Archaeological site in Manchester, New Hampshire, U.S.

Neville is an archaeological site on the east bank of the Merrimack River in Manchester, New Hampshire in the United States.

The first occupants arrived during the Middle Archaic [around 8000 years Before Present (BP)] and left around 5900 BP. The first occupation, termed the Neville Complex, houses the remains of the "Neville" stemmed points. These were "bifacial projectile points with carefully shaped tips and symmetrical bodies."

The Neville site is 205 ft above sea level and close to the Amoskeag Falls. Because the river provided an almost endless supply of fish, the site's location was probably important in attracting the first foragers to camp at the site. Dena Dincauze argues that Neville is a center for spring fishing and domestic activities but not hunting and plant processing. This is evidenced by the lack of hunting and plant processing tools.

The tools and points types found and named for the Neville site are believed to be a northeastern variant of Stanly stemmed points, a point type related to older Archaic sites in the southeastern United States. Neville points were produced between 7800 BP and 7000 BP and are found from Maine to New York. The Neville site shows that Middle Archaic people of the Northeastern United States had relationships with cultures along the Atlantic coast and those even further to the south. Before 7000 BP, a new projectile point form had appeared.

== Site excavation ==
The Neville site is named after its owner, John Neville, who received the property from the Stark family. For years it was not known to have any archaeological importance. It was not until the construction of a bridge threatened to destroy the site that the New Hampshire Archaeological Society took notice.
The society began excavating the site in 1967 with the help of a team of volunteers.

One of the volunteers was an archaeologist and local resident named Peter McLane who excavated much more of the Neville site than the NHAS had planned on. At first McLane and his sons found only typical artifacts within the first few feet of soil. But as they proceeded to excavate further they found more artifacts. McLane chose to have one of the artifacts dated via charcoal sampling and found that it was 5,385 years old. The ancient date made this artifact one of the oldest artifacts in New England at the time. There were other artifacts found, both earlier and later, but these are believed to have been moved to the site from another location.

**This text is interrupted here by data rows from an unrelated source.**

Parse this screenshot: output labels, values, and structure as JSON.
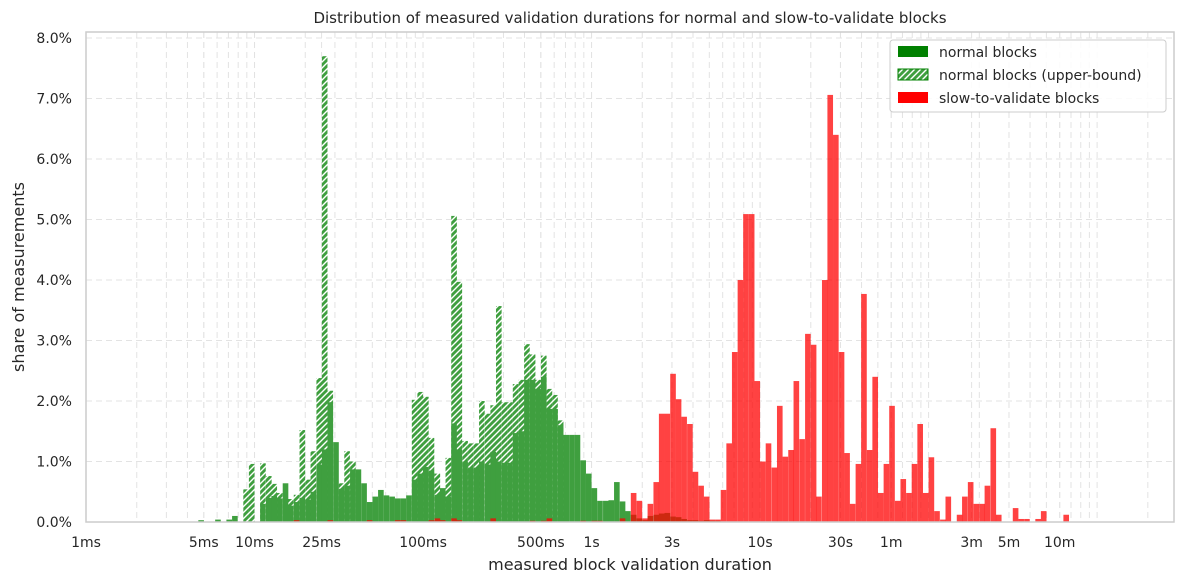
{
  "chart_data": {
    "type": "bar",
    "title": "Distribution of measured validation durations for normal and slow-to-validate blocks",
    "xlabel": "measured block validation duration",
    "ylabel": "share of measurements",
    "x_scale": "log",
    "x_unit": "seconds",
    "xlim": [
      0.001,
      2860
    ],
    "ylim": [
      0,
      8.1
    ],
    "grid": true,
    "legend_placement": "top-right",
    "x_ticks": [
      {
        "value": 0.001,
        "label": "1ms"
      },
      {
        "value": 0.005,
        "label": "5ms"
      },
      {
        "value": 0.01,
        "label": "10ms"
      },
      {
        "value": 0.025,
        "label": "25ms"
      },
      {
        "value": 0.1,
        "label": "100ms"
      },
      {
        "value": 0.5,
        "label": "500ms"
      },
      {
        "value": 1,
        "label": "1s"
      },
      {
        "value": 3,
        "label": "3s"
      },
      {
        "value": 10,
        "label": "10s"
      },
      {
        "value": 30,
        "label": "30s"
      },
      {
        "value": 60,
        "label": "1m"
      },
      {
        "value": 180,
        "label": "3m"
      },
      {
        "value": 300,
        "label": "5m"
      },
      {
        "value": 600,
        "label": "10m"
      }
    ],
    "y_ticks": [
      {
        "value": 0,
        "label": "0.0%"
      },
      {
        "value": 1,
        "label": "1.0%"
      },
      {
        "value": 2,
        "label": "2.0%"
      },
      {
        "value": 3,
        "label": "3.0%"
      },
      {
        "value": 4,
        "label": "4.0%"
      },
      {
        "value": 5,
        "label": "5.0%"
      },
      {
        "value": 6,
        "label": "6.0%"
      },
      {
        "value": 7,
        "label": "7.0%"
      },
      {
        "value": 8,
        "label": "8.0%"
      }
    ],
    "series": [
      {
        "name": "normal blocks (upper-bound)",
        "color": "#008000",
        "style": "hatched",
        "points": [
          [
            0.00858,
            0.54
          ],
          [
            0.00926,
            0.96
          ],
          [
            0.0108,
            0.97
          ],
          [
            0.0117,
            0.76
          ],
          [
            0.0126,
            0.63
          ],
          [
            0.0136,
            0.48
          ],
          [
            0.0158,
            0.38
          ],
          [
            0.0171,
            0.45
          ],
          [
            0.0185,
            1.52
          ],
          [
            0.02,
            0.7
          ],
          [
            0.0215,
            1.17
          ],
          [
            0.0233,
            2.38
          ],
          [
            0.0251,
            7.7
          ],
          [
            0.0271,
            2.17
          ],
          [
            0.0316,
            0.64
          ],
          [
            0.0341,
            1.17
          ],
          [
            0.0369,
            1.0
          ],
          [
            0.0858,
            2.02
          ],
          [
            0.0926,
            2.15
          ],
          [
            0.1,
            2.07
          ],
          [
            0.108,
            1.39
          ],
          [
            0.117,
            0.8
          ],
          [
            0.136,
            1.06
          ],
          [
            0.147,
            5.06
          ],
          [
            0.158,
            3.97
          ],
          [
            0.171,
            1.34
          ],
          [
            0.185,
            1.3
          ],
          [
            0.2,
            1.3
          ],
          [
            0.215,
            2.0
          ],
          [
            0.233,
            1.79
          ],
          [
            0.251,
            1.93
          ],
          [
            0.271,
            3.57
          ],
          [
            0.293,
            1.98
          ],
          [
            0.316,
            1.98
          ],
          [
            0.341,
            2.28
          ],
          [
            0.369,
            2.35
          ],
          [
            0.398,
            2.94
          ],
          [
            0.43,
            2.77
          ],
          [
            0.464,
            2.35
          ],
          [
            0.501,
            2.75
          ],
          [
            0.541,
            2.2
          ],
          [
            0.584,
            2.1
          ],
          [
            0.631,
            1.68
          ]
        ]
      },
      {
        "name": "normal blocks",
        "color": "#008000",
        "style": "solid",
        "points": [
          [
            0.00464,
            0.03
          ],
          [
            0.00584,
            0.04
          ],
          [
            0.00681,
            0.04
          ],
          [
            0.00736,
            0.1
          ],
          [
            0.0108,
            0.3
          ],
          [
            0.0117,
            0.4
          ],
          [
            0.0126,
            0.43
          ],
          [
            0.0136,
            0.39
          ],
          [
            0.0147,
            0.64
          ],
          [
            0.0158,
            0.27
          ],
          [
            0.0171,
            0.33
          ],
          [
            0.0185,
            0.4
          ],
          [
            0.02,
            0.37
          ],
          [
            0.0215,
            0.5
          ],
          [
            0.0233,
            0.95
          ],
          [
            0.0251,
            1.2
          ],
          [
            0.0271,
            1.98
          ],
          [
            0.0293,
            1.32
          ],
          [
            0.0316,
            0.55
          ],
          [
            0.0341,
            0.6
          ],
          [
            0.0369,
            0.87
          ],
          [
            0.0398,
            0.87
          ],
          [
            0.043,
            0.64
          ],
          [
            0.0464,
            0.33
          ],
          [
            0.0501,
            0.42
          ],
          [
            0.0541,
            0.53
          ],
          [
            0.0584,
            0.44
          ],
          [
            0.0631,
            0.42
          ],
          [
            0.0681,
            0.39
          ],
          [
            0.0736,
            0.39
          ],
          [
            0.0794,
            0.44
          ],
          [
            0.0858,
            0.7
          ],
          [
            0.0926,
            0.8
          ],
          [
            0.1,
            0.91
          ],
          [
            0.108,
            0.85
          ],
          [
            0.117,
            0.45
          ],
          [
            0.126,
            0.56
          ],
          [
            0.136,
            0.42
          ],
          [
            0.147,
            1.63
          ],
          [
            0.158,
            1.2
          ],
          [
            0.171,
            1.0
          ],
          [
            0.185,
            0.9
          ],
          [
            0.2,
            0.9
          ],
          [
            0.215,
            1.0
          ],
          [
            0.233,
            0.95
          ],
          [
            0.251,
            1.16
          ],
          [
            0.271,
            1.0
          ],
          [
            0.293,
            0.98
          ],
          [
            0.316,
            0.98
          ],
          [
            0.341,
            1.47
          ],
          [
            0.369,
            1.5
          ],
          [
            0.398,
            2.35
          ],
          [
            0.43,
            2.35
          ],
          [
            0.464,
            2.2
          ],
          [
            0.501,
            2.4
          ],
          [
            0.541,
            1.87
          ],
          [
            0.584,
            1.87
          ],
          [
            0.631,
            1.6
          ],
          [
            0.681,
            1.44
          ],
          [
            0.736,
            1.44
          ],
          [
            0.794,
            1.44
          ],
          [
            0.858,
            1.02
          ],
          [
            0.926,
            0.8
          ],
          [
            1.0,
            0.56
          ],
          [
            1.08,
            0.35
          ],
          [
            1.17,
            0.35
          ],
          [
            1.26,
            0.36
          ],
          [
            1.36,
            0.66
          ],
          [
            1.47,
            0.34
          ],
          [
            1.58,
            0.18
          ],
          [
            1.71,
            0.12
          ],
          [
            1.85,
            0.06
          ],
          [
            2.0,
            0.03
          ],
          [
            2.15,
            0.1
          ],
          [
            2.33,
            0.12
          ],
          [
            2.51,
            0.14
          ],
          [
            2.71,
            0.15
          ],
          [
            2.93,
            0.09
          ],
          [
            3.16,
            0.08
          ],
          [
            3.41,
            0.05
          ],
          [
            3.69,
            0.03
          ],
          [
            3.98,
            0.03
          ],
          [
            4.3,
            0.02
          ],
          [
            4.64,
            0.03
          ],
          [
            5.01,
            0.02
          ],
          [
            5.41,
            0.02
          ]
        ]
      },
      {
        "name": "slow-to-validate blocks",
        "color": "#ff0000",
        "style": "solid",
        "points": [
          [
            0.0171,
            0.03
          ],
          [
            0.0271,
            0.03
          ],
          [
            0.0464,
            0.03
          ],
          [
            0.0681,
            0.03
          ],
          [
            0.0736,
            0.03
          ],
          [
            0.108,
            0.03
          ],
          [
            0.117,
            0.06
          ],
          [
            0.126,
            0.03
          ],
          [
            0.147,
            0.06
          ],
          [
            0.158,
            0.03
          ],
          [
            0.251,
            0.06
          ],
          [
            0.43,
            0.02
          ],
          [
            0.501,
            0.02
          ],
          [
            0.541,
            0.06
          ],
          [
            0.858,
            0.02
          ],
          [
            1.0,
            0.02
          ],
          [
            1.08,
            0.02
          ],
          [
            1.47,
            0.06
          ],
          [
            1.71,
            0.48
          ],
          [
            1.85,
            0.35
          ],
          [
            2.0,
            0.06
          ],
          [
            2.15,
            0.3
          ],
          [
            2.33,
            0.66
          ],
          [
            2.51,
            1.79
          ],
          [
            2.71,
            1.79
          ],
          [
            2.93,
            2.45
          ],
          [
            3.16,
            2.03
          ],
          [
            3.41,
            1.74
          ],
          [
            3.69,
            1.62
          ],
          [
            3.98,
            0.83
          ],
          [
            4.3,
            0.6
          ],
          [
            4.64,
            0.42
          ],
          [
            5.01,
            0.04
          ],
          [
            5.41,
            0.04
          ],
          [
            5.84,
            0.53
          ],
          [
            6.31,
            1.3
          ],
          [
            6.81,
            2.81
          ],
          [
            7.36,
            4.0
          ],
          [
            7.94,
            5.09
          ],
          [
            8.58,
            5.09
          ],
          [
            9.26,
            2.33
          ],
          [
            10.0,
            1.0
          ],
          [
            10.8,
            1.3
          ],
          [
            11.7,
            0.9
          ],
          [
            12.6,
            1.92
          ],
          [
            13.6,
            1.08
          ],
          [
            14.7,
            1.19
          ],
          [
            15.8,
            2.33
          ],
          [
            17.1,
            1.37
          ],
          [
            18.5,
            3.11
          ],
          [
            20.0,
            2.93
          ],
          [
            21.5,
            0.42
          ],
          [
            23.3,
            4.0
          ],
          [
            25.1,
            7.06
          ],
          [
            27.1,
            6.4
          ],
          [
            29.3,
            2.81
          ],
          [
            31.6,
            1.14
          ],
          [
            34.1,
            0.3
          ],
          [
            36.9,
            0.96
          ],
          [
            39.8,
            3.77
          ],
          [
            43.0,
            1.19
          ],
          [
            46.4,
            2.4
          ],
          [
            50.1,
            0.48
          ],
          [
            54.1,
            0.96
          ],
          [
            58.4,
            1.92
          ],
          [
            63.1,
            0.35
          ],
          [
            68.1,
            0.71
          ],
          [
            73.6,
            0.48
          ],
          [
            79.4,
            0.96
          ],
          [
            85.8,
            1.62
          ],
          [
            92.6,
            0.48
          ],
          [
            100,
            1.07
          ],
          [
            108,
            0.18
          ],
          [
            117,
            0.04
          ],
          [
            126,
            0.42
          ],
          [
            147,
            0.12
          ],
          [
            158,
            0.42
          ],
          [
            171,
            0.66
          ],
          [
            185,
            0.3
          ],
          [
            200,
            0.3
          ],
          [
            215,
            0.6
          ],
          [
            233,
            1.55
          ],
          [
            251,
            0.12
          ],
          [
            316,
            0.23
          ],
          [
            341,
            0.05
          ],
          [
            369,
            0.05
          ],
          [
            430,
            0.05
          ],
          [
            464,
            0.18
          ],
          [
            631,
            0.12
          ]
        ]
      }
    ],
    "legend": [
      {
        "label": "normal blocks",
        "color": "#008000",
        "style": "solid"
      },
      {
        "label": "normal blocks (upper-bound)",
        "color": "#008000",
        "style": "hatched"
      },
      {
        "label": "slow-to-validate blocks",
        "color": "#ff0000",
        "style": "solid"
      }
    ]
  }
}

After the excavation, McLane had planned on writing the report for all of the artifacts and data recovered. However, he fell ill and was unable to complete the report. He then sent all of the data that had been recovered to Harvard University, requesting that Dena Dincauze finish the report, which she did.

== History ==
Native North Americans have been visiting the Neville site for more than 8000 years. The first residents arrived during the Middle Archaic period, about 7000 years ago. Dena Dincauze, who wrote the report on the site’s excavation, named the first inhabitants of the Neville site the "Neville Complex". It is likely that the first people to use this site chose the location because it was positioned next to a river that was rich in fish and a forest that contained other useful resources.

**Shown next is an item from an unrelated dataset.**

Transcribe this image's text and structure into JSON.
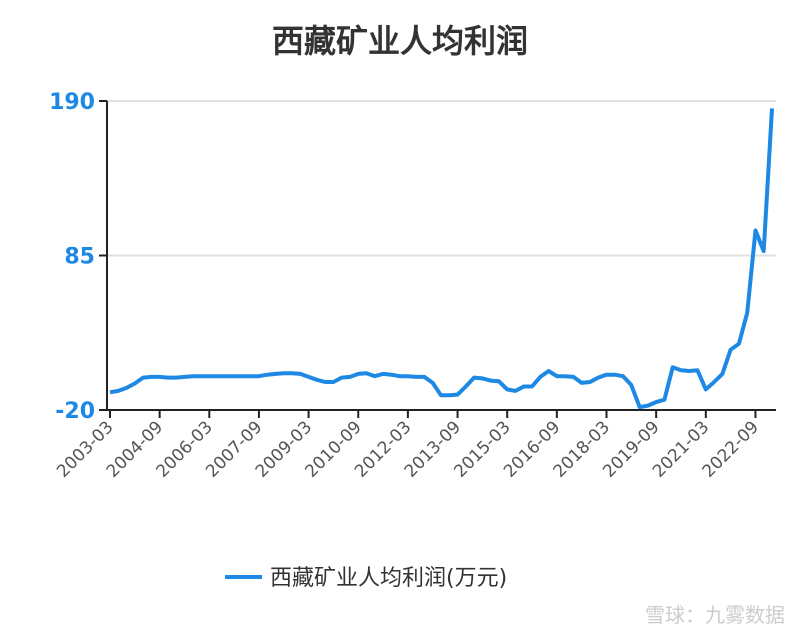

Despite the fact that the site was used primarily for fishing, there were no fish bones found during the excavation because the environment did not allow for their preservation. High levels of mercury in the soil, however, provides circumstantial evidence to suggest that a great deal of fishing was done at the site. Dincauze wrote that it is most likely that very little hunting or plant processing was performed at the site because "artifacts associated with such work were absent."

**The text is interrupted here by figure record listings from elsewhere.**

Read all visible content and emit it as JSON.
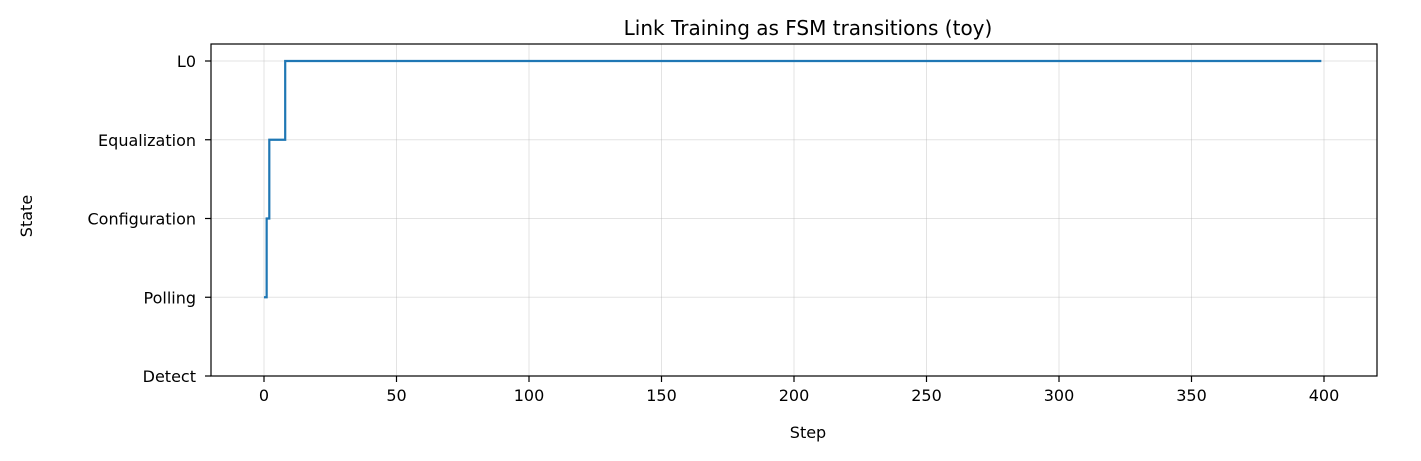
{
  "chart_data": {
    "type": "line",
    "drawstyle": "steps-post",
    "title": "Link Training as FSM transitions (toy)",
    "xlabel": "Step",
    "ylabel": "State",
    "xlim": [
      -20,
      420
    ],
    "ylim": [
      0,
      4
    ],
    "xticks": [
      0,
      50,
      100,
      150,
      200,
      250,
      300,
      350,
      400
    ],
    "yticks": [
      0,
      1,
      2,
      3,
      4
    ],
    "ytick_labels": [
      "Detect",
      "Polling",
      "Configuration",
      "Equalization",
      "L0"
    ],
    "grid": true,
    "series": [
      {
        "color": "#1f77b4",
        "x": [
          0,
          1,
          2,
          8,
          399
        ],
        "y": [
          1,
          2,
          3,
          4,
          4
        ]
      }
    ]
  }
}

Since very little hunting or plant processing was performed, it is probable that the site was primarily used for fishing. Bands of people would probably camp at the site during the spring and make great use of its abundant fish resources throughout the springtime. When winter came and resources became scarce at the site, they would then move on to other locations where they might be able to forage for nuts or other more available resources. The first occupants of the site made use of "Neville" stemmed points which Fagan aptly describes as "bifacial projectile points with carefully shaped tips and symmetrical bodies, clearly intended for piercing." Because of the similarities between the Neville points and the Stanly stemmed points, it is believed that the Neville point could be a variant of the Stanly type. Neville points were made from 7800 BP to 7000 BP, when new projectile points began to appear and replace them, and can be found anywhere from Maine to Staten Island in New York. Besides the addition of new projectile points, the tool kit of the residents of the Neville site began to vary slightly, which might suggest a more varied range of things being done at the camp. This increased level of adaptation at the site could be evidence that the occupants began to remain there for longer periods of time, perhaps even eventually occupying the Neville site as an almost permanent camp where they remained nearly all year. Around ca. 5900 BP the site was abandoned for reasons that are not yet known. After 5900 BP it would seem as though the site was inhabited primarily by foragers and visited only intermittently.

== Significance ==

The Neville Site was a very significant site; it offered a great deal of information on the cultural systems of the Middle Archaic period. According to Dena Dincauze, "it remains to this date the thickest series of archeological deposits known in New England." The Neville site provides evidence that natives from the Northeast had cultural relationships with other societies along the Atlantic coast.